BELFAST’S newly-rebuilt Lyric Theatre is in the running for the one of the top prizes in architecture.
The Lyric is one of just six buildings across the UK – including London’s Olympic stadium – to be shortlisted for the RIBA Stirling Prize, which has never been won in Northern Ireland.
Also in the running are the Sainsbury Laboratory in Cambridge, the Hepworth Gallery in Wakefield, Yorkshire, Maggie’s Centre, a Glasgow cancer hospital and New Court, a city of London Bank.
The Lyric reopened in May last year and has since won a string of architectural awards.
The Stirling Prize is to architecture what the Booker Prize is to literature, and includes a £20,000 cash prize for the winning architects.

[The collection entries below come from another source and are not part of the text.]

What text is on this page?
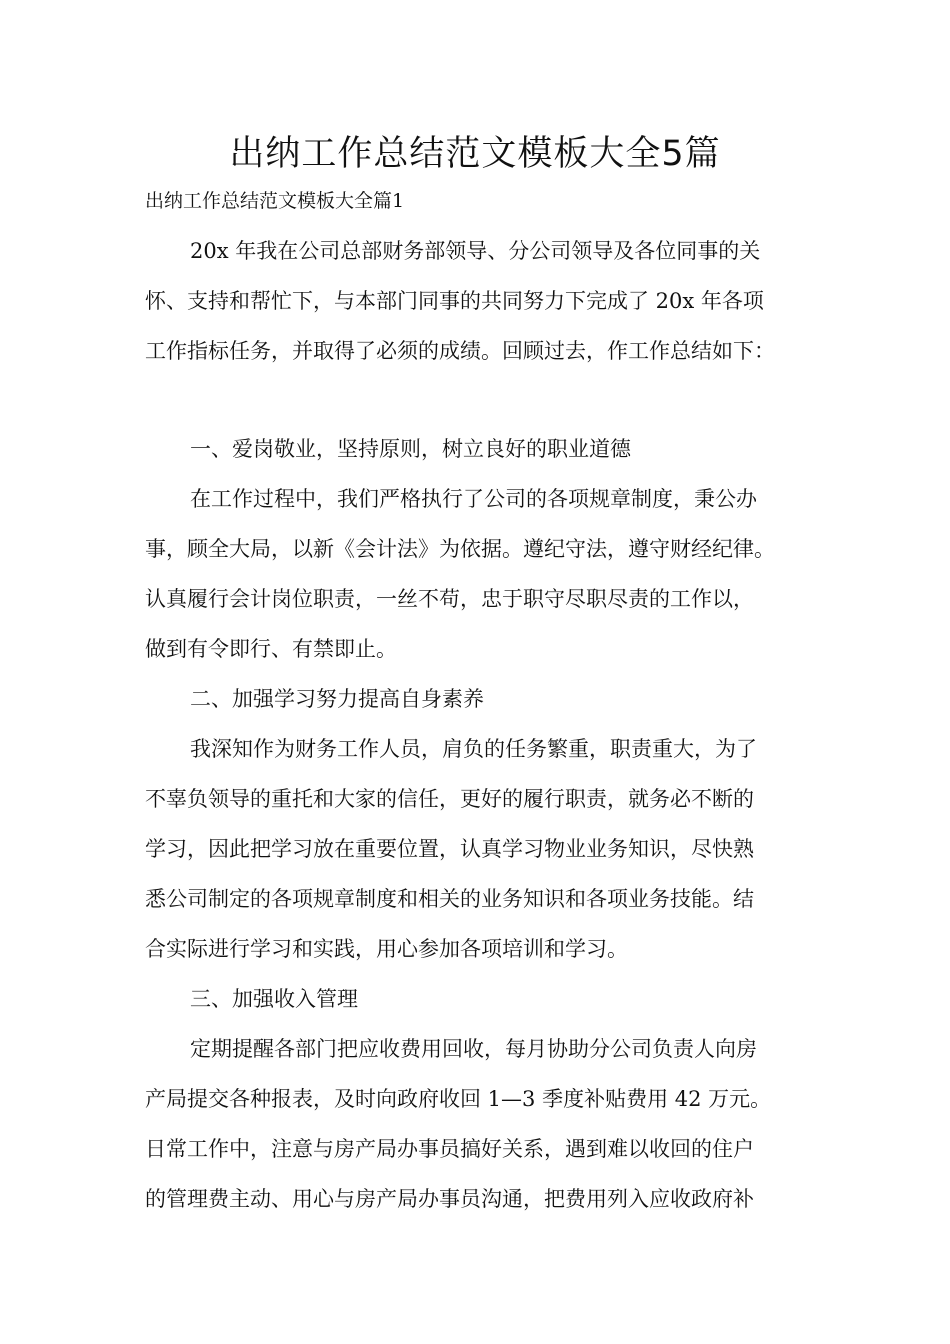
出纳工作总结范文模板大全5篇

出纳工作总结范文模板大全篇1

20x 年我在公司总部财务部领导、分公司领导及各位同事的关

怀、支持和帮忙下，与本部门同事的共同努力下完成了 20x 年各项

工作指标任务，并取得了必须的成绩。回顾过去，作工作总结如下：

一、爱岗敬业，坚持原则，树立良好的职业道德

在工作过程中，我们严格执行了公司的各项规章制度，秉公办

事，顾全大局，以新《会计法》为依据。遵纪守法，遵守财经纪律。

认真履行会计岗位职责，一丝不苟，忠于职守尽职尽责的工作以，

做到有令即行、有禁即止。

二、加强学习努力提高自身素养

我深知作为财务工作人员，肩负的任务繁重，职责重大，为了

不辜负领导的重托和大家的信任，更好的履行职责，就务必不断的

学习，因此把学习放在重要位置，认真学习物业业务知识，尽快熟

悉公司制定的各项规章制度和相关的业务知识和各项业务技能。结

合实际进行学习和实践，用心参加各项培训和学习。

三、加强收入管理

定期提醒各部门把应收费用回收，每月协助分公司负责人向房

产局提交各种报表，及时向政府收回 1—3 季度补贴费用 42 万元。

日常工作中，注意与房产局办事员搞好关系，遇到难以收回的住户

的管理费主动、用心与房产局办事员沟通，把费用列入应收政府补
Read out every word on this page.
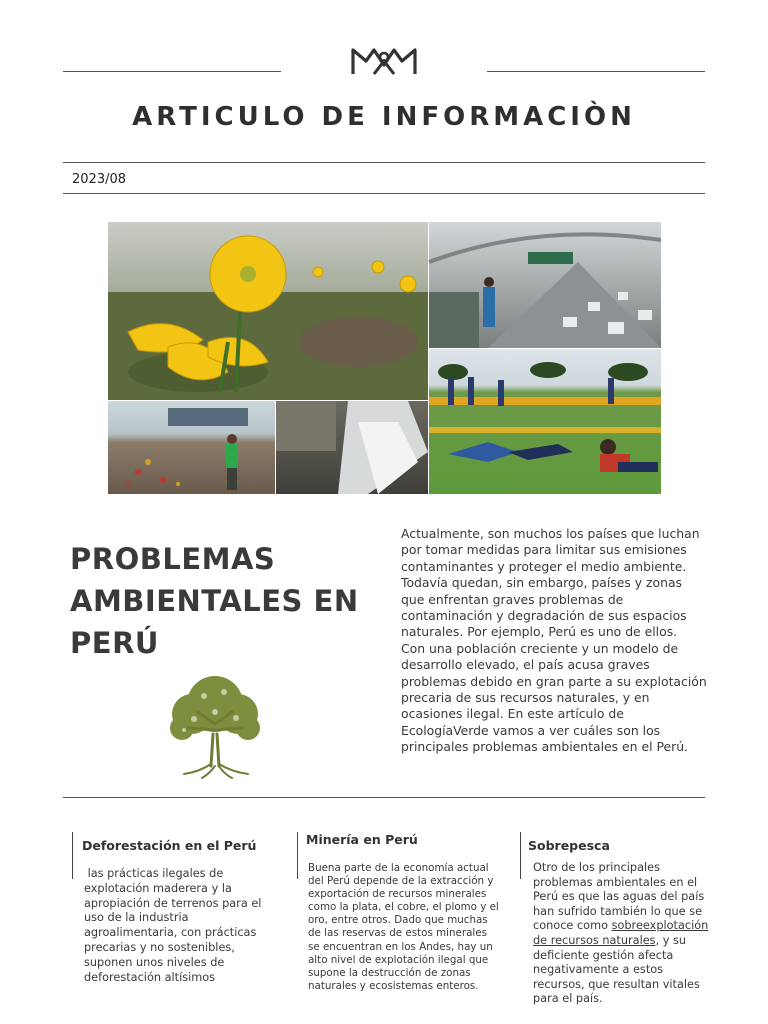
ARTICULO DE INFORMACIÒN
2023/08
PROBLEMAS
AMBIENTALES EN
PERÚ

Actualmente, son muchos los países que luchan por tomar medidas para limitar sus emisiones contaminantes y proteger el medio ambiente. Todavía quedan, sin embargo, países y zonas que enfrentan graves problemas de contaminación y degradación de sus espacios naturales. Por ejemplo, Perú es uno de ellos.

Con una población creciente y un modelo de desarrollo elevado, el país acusa graves problemas debido en gran parte a su explotación precaria de sus recursos naturales, y en ocasiones ilegal. En este artículo de EcologíaVerde vamos a ver cuáles son los principales problemas ambientales en el Perú.

Deforestación en el Perú
las prácticas ilegales de explotación maderera y la apropiación de terrenos para el uso de la industria agroalimentaria, con prácticas precarias y no sostenibles, suponen unos niveles de deforestación altísimos
Minería en Perú
Buena parte de la economía actual del Perú depende de la extracción y exportación de recursos minerales como la plata, el cobre, el plomo y el oro, entre otros. Dado que muchas de las reservas de estos minerales se encuentran en los Andes, hay un alto nivel de explotación ilegal que supone la destrucción de zonas naturales y ecosistemas enteros.
Sobrepesca
Otro de los principales problemas ambientales en el Perú es que las aguas del país han sufrido también lo que se conoce como sobreexplotación de recursos naturales, y su deficiente gestión afecta negativamente a estos recursos, que resultan vitales para el país.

The Lyric architects, O’Donnell and Tuomey, are from Dublin and this is the fourth time they have been shortlisted for the prize.

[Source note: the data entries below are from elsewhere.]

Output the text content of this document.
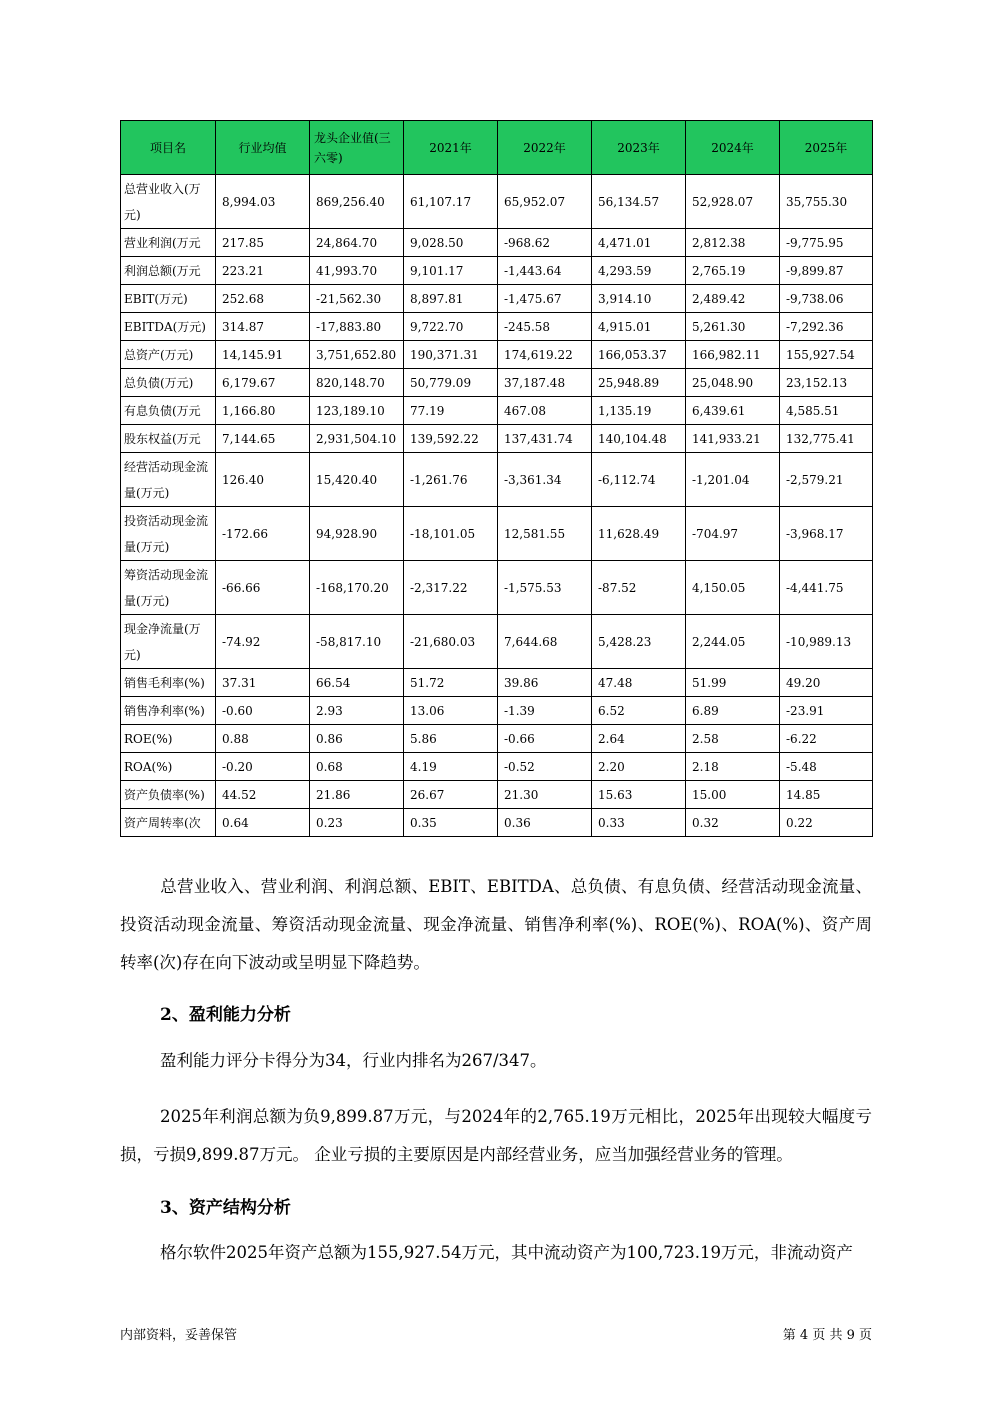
项目名	行业均值	龙头企业值(三六零)	2021年	2022年	2023年	2024年	2025年
总营业收入(万元)	8,994.03	869,256.40	61,107.17	65,952.07	56,134.57	52,928.07	35,755.30
营业利润(万元	217.85	24,864.70	9,028.50	-968.62	4,471.01	2,812.38	-9,775.95
利润总额(万元	223.21	41,993.70	9,101.17	-1,443.64	4,293.59	2,765.19	-9,899.87
EBIT(万元)	252.68	-21,562.30	8,897.81	-1,475.67	3,914.10	2,489.42	-9,738.06
EBITDA(万元)	314.87	-17,883.80	9,722.70	-245.58	4,915.01	5,261.30	-7,292.36
总资产(万元)	14,145.91	3,751,652.80	190,371.31	174,619.22	166,053.37	166,982.11	155,927.54
总负债(万元)	6,179.67	820,148.70	50,779.09	37,187.48	25,948.89	25,048.90	23,152.13
有息负债(万元	1,166.80	123,189.10	77.19	467.08	1,135.19	6,439.61	4,585.51
股东权益(万元	7,144.65	2,931,504.10	139,592.22	137,431.74	140,104.48	141,933.21	132,775.41
经营活动现金流量(万元)	126.40	15,420.40	-1,261.76	-3,361.34	-6,112.74	-1,201.04	-2,579.21
投资活动现金流量(万元)	-172.66	94,928.90	-18,101.05	12,581.55	11,628.49	-704.97	-3,968.17
筹资活动现金流量(万元)	-66.66	-168,170.20	-2,317.22	-1,575.53	-87.52	4,150.05	-4,441.75
现金净流量(万元)	-74.92	-58,817.10	-21,680.03	7,644.68	5,428.23	2,244.05	-10,989.13
销售毛利率(%)	37.31	66.54	51.72	39.86	47.48	51.99	49.20
销售净利率(%)	-0.60	2.93	13.06	-1.39	6.52	6.89	-23.91
ROE(%)	0.88	0.86	5.86	-0.66	2.64	2.58	-6.22
ROA(%)	-0.20	0.68	4.19	-0.52	2.20	2.18	-5.48
资产负债率(%)	44.52	21.86	26.67	21.30	15.63	15.00	14.85
资产周转率(次	0.64	0.23	0.35	0.36	0.33	0.32	0.22

总营业收入、营业利润、利润总额、EBIT、EBITDA、总负债、有息负债、经营活动现金流量、投资活动现金流量、筹资活动现金流量、现金净流量、销售净利率(%)、ROE(%)、ROA(%)、资产周转率(次)存在向下波动或呈明显下降趋势。

2、盈利能力分析

盈利能力评分卡得分为34，行业内排名为267/347。

2025年利润总额为负9,899.87万元，与2024年的2,765.19万元相比，2025年出现较大幅度亏损，亏损9,899.87万元。 企业亏损的主要原因是内部经营业务，应当加强经营业务的管理。

3、资产结构分析

格尔软件2025年资产总额为155,927.54万元，其中流动资产为100,723.19万元，非流动资产

内部资料，妥善保管	第 4 页 共 9 页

The Lyric board’s vice-chairman, Sid McDowell, said: “It will be a tough call to win the Stirling Prize but to have reached this stage is a real tribute to our architects.
“Apart from the RIBA judging team being impressed with the design and the realisation of that design, they were mightily impressed by the relationship between client and design team and contractor.”
The winner of the Sterling Prize will be announced at a ceremony in Manchester on Saturday.